A conclusão que se extrai destas primeira linhas é que a atuação do poder de polícia, em busca da ordem pública, não se faz em vista de destinatário específico, mas voltada a uma coletividade indefinida (ainda que identificável) de destinatários, que devem fazer, não fazer ou tolerar uma limitação em norma da sociedade, sem que uns sofrem sacrifícios desproporcionais em relação aos outros.
Poder de polícia, ordenação e regulação
Por Gustavo Binenbojm
(Belo Horizonte: Editora Fórum, 2016, págs. 226-228).
“Como demonstrado até aqui, a regulação tem sido utilizada pela ciência econômica com o intuito de corrigir falhas e mercado, entendidas como situações em que a livre atuação dos agentes do econômicos pode acarretar resultados ineficientes ou indesejáveis, à luz de algum critério normativo. A economia da regulação, direcionada à correção de falhas de mercado, representa uma ruptura com o axioma clássico da infalibilidade do mercado, sem, contudo, importar abandono do paradigma da racionalidade individual. Em outras palavras, subsiste a premissa da escolha racional, caracterizada, em princípio, pela busca da maximização da utilidade ou do bem-estar do agente. A correção de falhas de mercado, assim como alguns de seus efeitos indesejáveis, atua sobre fatores externos e alheios à formação de vontade individual, restringindo-se a sanear problemas estruturais do próprio mercado.”
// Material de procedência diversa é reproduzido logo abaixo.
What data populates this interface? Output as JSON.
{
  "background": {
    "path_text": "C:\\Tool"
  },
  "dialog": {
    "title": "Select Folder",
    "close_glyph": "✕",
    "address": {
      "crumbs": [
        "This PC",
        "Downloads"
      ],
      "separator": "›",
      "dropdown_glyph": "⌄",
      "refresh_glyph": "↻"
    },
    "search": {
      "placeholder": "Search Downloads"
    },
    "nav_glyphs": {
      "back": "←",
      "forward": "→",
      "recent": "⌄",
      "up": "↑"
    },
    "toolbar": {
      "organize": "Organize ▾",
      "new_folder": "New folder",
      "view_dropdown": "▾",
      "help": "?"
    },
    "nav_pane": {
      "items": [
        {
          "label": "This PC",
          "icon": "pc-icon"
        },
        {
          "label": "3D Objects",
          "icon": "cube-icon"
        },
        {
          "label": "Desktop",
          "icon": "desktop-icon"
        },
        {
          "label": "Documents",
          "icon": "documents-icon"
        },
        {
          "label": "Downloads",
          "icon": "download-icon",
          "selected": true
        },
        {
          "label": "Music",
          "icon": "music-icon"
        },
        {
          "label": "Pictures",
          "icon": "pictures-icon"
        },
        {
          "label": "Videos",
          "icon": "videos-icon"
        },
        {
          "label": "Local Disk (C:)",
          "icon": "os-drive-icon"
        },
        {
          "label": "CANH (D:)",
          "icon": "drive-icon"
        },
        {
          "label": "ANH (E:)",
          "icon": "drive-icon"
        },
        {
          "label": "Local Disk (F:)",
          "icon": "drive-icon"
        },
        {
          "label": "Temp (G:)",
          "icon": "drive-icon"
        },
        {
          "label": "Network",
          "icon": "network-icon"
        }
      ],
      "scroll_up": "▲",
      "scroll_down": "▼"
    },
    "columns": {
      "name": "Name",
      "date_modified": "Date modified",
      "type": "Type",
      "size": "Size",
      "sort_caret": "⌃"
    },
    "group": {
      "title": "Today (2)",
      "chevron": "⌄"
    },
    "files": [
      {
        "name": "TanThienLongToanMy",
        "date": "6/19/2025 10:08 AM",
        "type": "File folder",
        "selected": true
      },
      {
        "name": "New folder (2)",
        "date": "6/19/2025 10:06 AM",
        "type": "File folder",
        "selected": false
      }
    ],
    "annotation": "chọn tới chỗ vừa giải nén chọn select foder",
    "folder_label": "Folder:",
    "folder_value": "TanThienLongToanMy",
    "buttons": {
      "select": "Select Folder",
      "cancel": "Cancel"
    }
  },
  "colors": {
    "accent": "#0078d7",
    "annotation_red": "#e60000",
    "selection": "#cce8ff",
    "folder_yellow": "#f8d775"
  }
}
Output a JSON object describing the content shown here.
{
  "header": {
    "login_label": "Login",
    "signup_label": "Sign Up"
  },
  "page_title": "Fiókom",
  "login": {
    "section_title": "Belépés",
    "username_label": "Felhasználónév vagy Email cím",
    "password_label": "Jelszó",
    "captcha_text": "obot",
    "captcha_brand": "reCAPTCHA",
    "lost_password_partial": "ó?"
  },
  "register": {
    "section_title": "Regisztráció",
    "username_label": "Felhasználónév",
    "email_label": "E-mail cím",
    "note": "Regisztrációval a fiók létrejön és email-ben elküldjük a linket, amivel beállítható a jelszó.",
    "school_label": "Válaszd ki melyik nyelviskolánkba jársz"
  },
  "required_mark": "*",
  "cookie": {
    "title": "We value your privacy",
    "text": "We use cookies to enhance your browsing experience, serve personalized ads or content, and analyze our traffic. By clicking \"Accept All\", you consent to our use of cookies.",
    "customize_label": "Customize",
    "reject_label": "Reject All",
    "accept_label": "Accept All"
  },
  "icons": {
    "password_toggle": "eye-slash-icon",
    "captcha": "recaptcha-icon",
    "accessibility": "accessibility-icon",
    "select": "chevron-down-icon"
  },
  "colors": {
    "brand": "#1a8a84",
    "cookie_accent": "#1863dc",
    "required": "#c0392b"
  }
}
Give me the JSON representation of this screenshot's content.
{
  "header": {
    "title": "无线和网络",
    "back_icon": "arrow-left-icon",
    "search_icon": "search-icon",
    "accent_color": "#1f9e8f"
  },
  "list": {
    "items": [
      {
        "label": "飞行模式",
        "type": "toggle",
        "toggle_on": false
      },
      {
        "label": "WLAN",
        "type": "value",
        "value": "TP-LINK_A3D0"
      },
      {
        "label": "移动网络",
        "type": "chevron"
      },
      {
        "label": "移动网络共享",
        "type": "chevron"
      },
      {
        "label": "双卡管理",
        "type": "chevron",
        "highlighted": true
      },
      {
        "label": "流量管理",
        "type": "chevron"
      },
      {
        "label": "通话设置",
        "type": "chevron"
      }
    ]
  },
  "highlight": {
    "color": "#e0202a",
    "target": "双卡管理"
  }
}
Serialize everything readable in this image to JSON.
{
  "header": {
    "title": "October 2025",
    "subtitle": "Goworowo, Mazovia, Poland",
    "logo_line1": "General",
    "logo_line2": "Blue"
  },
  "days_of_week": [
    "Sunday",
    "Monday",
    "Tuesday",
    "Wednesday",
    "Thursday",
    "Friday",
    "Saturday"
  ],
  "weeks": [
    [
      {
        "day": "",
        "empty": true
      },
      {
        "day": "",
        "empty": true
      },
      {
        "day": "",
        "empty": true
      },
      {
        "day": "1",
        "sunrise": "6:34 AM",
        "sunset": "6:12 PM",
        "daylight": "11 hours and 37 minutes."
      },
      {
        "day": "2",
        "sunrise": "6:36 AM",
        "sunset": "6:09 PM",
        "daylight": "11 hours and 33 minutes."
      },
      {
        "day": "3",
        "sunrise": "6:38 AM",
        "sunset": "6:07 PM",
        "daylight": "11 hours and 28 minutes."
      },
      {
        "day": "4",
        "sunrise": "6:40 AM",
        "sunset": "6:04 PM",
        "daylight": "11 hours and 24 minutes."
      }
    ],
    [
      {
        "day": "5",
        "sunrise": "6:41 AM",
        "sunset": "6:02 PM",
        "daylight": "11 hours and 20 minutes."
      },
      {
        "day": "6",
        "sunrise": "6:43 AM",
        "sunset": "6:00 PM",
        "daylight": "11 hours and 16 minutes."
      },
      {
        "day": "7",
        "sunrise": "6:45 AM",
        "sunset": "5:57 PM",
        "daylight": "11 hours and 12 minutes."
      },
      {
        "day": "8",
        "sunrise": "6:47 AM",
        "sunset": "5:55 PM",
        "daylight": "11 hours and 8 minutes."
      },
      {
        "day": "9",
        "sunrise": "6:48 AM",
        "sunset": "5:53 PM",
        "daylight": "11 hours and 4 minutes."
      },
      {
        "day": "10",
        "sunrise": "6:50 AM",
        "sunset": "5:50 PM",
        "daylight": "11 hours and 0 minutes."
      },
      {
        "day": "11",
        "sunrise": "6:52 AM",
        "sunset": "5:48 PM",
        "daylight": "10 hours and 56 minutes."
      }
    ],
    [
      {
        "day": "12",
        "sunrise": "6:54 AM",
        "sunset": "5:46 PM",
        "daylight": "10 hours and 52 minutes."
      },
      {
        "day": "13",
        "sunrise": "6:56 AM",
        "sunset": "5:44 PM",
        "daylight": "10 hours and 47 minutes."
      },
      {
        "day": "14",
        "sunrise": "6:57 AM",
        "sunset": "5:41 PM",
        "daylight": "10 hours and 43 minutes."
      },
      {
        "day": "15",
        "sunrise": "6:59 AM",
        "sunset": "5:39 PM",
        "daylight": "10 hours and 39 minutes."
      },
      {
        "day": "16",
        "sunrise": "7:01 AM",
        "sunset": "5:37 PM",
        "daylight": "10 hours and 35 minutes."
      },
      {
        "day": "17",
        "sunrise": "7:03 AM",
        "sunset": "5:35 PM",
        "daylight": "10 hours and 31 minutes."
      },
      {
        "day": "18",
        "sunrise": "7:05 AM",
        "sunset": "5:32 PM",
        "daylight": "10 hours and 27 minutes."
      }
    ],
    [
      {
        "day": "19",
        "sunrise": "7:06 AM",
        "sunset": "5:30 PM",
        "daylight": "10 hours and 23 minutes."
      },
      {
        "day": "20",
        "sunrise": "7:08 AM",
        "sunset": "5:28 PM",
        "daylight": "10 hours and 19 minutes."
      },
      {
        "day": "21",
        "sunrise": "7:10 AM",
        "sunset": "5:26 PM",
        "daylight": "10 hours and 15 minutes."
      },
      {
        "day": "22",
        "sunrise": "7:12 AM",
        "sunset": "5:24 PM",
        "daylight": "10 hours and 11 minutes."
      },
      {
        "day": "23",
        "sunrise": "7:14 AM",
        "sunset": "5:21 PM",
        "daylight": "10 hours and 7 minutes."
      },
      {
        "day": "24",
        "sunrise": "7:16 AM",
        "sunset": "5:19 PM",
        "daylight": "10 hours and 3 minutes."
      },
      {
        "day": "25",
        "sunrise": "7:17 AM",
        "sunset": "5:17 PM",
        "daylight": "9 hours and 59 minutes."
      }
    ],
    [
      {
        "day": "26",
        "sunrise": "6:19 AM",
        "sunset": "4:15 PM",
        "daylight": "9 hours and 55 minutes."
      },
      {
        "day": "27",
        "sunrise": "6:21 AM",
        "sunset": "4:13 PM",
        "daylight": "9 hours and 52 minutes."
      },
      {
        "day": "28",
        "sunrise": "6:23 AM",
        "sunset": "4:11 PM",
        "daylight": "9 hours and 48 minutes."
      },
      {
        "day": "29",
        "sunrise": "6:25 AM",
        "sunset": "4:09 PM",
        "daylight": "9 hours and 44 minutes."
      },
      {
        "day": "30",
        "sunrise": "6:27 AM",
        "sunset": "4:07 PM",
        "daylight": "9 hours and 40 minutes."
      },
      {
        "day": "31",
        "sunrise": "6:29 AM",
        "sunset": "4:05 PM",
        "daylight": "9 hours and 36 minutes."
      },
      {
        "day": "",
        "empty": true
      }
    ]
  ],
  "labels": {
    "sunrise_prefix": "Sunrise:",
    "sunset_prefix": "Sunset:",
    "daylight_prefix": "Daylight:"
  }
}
Por outro lado, a regulação econômica tem destinatário específico, eis que a atuação estatal nesse caso se dirige a corrigir uma “falha de mercado” [3], o que, a toda evidência, exige que já se tenha identificado a respectiva falha e quem teria sido seu executor (ou seus executores). Assim, a regulação de informação, por exemplo, atua porque determinado agente econômico não informou todos os dados necessários para que um tomador contrate empréstimo com segurança; ou ainda, não foram repassadas todas as informações sobre o risco do consumo de um remédio ou do uso de um pesticida.
Um “rol” mais amplo de hipóteses em que o Estado deve (ou pode ou se compromete a) intervir na Economia parece ter sido bem representado por Cass Sunstein, em seu artigo denominado “As funções das normas reguladoras”, no qual buscou categorizar as origens das normas reguladoras, apresentando os seguintes exemplos de intervenção: a) falhas de mercado (monopólio, ação coletiva, assimetria de informações e externalidades); b) políticas redistributivas em razão de interesse público; c) aspirações coletivas; d) formação de preferências; e) subordinação social; f) preferências endógenas; g) irreversibilidade e gerações futuras; h) transferência de interesse de grupos.[4]
Ainda que se trate da hipótese de uma agência reguladora expedir uma Resolução sobre certo tema, e não haver destinatário explícito, a norma é dirigida a todos os seus regulados que se amoldam ao controle estabelecido, sendo de identificação possível e precisa[5].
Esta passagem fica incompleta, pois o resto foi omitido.